08 August 2008
So I read this: The Midnight Hour by Donald Bacon.
This book is kind of a mess. It's pretty much equally split between ancient evil/unspeakable pagan rite horror, reincarnated woman-in-jeopardy suspense, and Stokerian boxed narrative, with a leavening patina of graphic sex that feels out of place compared to the rest of the book.
Caroline Enders is an up-and-coming banker in New York City who, despite still attending banking classes, is finally making enough to get a place of her own and move out from the walk-up she's been sharing with her longtime friend Beth (and, more recently aplpha male Harry, the kind of brusque male presence who you know will eventually get hammered and honed down into the principal love interest).
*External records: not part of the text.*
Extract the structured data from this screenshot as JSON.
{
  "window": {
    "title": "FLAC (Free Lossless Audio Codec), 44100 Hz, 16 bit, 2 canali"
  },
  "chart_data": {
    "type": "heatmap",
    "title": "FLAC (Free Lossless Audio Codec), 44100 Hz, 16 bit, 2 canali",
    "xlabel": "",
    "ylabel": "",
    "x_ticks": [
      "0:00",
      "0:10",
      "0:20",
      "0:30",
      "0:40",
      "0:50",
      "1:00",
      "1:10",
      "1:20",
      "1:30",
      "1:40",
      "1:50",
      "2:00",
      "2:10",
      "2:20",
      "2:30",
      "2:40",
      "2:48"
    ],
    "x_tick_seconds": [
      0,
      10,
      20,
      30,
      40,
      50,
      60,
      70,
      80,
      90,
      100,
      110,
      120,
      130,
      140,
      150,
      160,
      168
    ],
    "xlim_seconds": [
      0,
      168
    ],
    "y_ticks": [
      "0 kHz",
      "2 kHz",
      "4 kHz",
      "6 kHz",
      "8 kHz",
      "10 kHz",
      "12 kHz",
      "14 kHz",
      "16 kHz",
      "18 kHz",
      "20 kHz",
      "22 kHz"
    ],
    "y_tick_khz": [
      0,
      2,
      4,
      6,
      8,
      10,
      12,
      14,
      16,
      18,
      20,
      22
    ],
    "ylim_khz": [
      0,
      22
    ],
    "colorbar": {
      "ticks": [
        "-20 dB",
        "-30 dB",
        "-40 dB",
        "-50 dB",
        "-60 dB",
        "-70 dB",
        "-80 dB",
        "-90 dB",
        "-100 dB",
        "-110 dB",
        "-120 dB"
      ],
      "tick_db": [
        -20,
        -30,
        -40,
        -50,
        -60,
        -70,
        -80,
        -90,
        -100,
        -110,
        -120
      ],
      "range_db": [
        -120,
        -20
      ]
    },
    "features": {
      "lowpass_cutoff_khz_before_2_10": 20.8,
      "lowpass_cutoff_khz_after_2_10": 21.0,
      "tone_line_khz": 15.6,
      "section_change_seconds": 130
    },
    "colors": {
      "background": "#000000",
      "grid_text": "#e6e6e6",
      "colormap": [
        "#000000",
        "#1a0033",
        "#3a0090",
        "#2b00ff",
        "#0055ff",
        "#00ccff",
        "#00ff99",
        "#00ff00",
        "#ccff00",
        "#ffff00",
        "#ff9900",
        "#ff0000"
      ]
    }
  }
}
Unfortunately for Caroline, she gets the apartment that used to belong to insane art historian Mondrian de Kuyperdahl, whose been the keeper of an ancient pre-Druidic relic that is the only thing keeping a demonic 'messenger' (the book's terminology) from decapitating the world and tormenting their souls forever while their heads are stored in an ominous wooden cabinet.
We've got a human follower of the messenger whom we know is evil because he messes up library books, lots of excerpts from de Kuyperdahl's diaries, which provide all the context, important information, and sex that we get in the story, and a couple of lengthy drives upstate to either get away from or sew the seeds of evil. Unfortunately, this has an inconsistent worldview and the most anticlimactic ending I've encountered in a while.
If you're at all into 80s-career-feminist horror or Druidic/Celtic history/mythology, there are some interesting moments within. But this isn't essential reading, and even as a devotee of 80s/90s mass-market horror paperbacks, I'd have to call this effort middling. The cover looks awesome, though.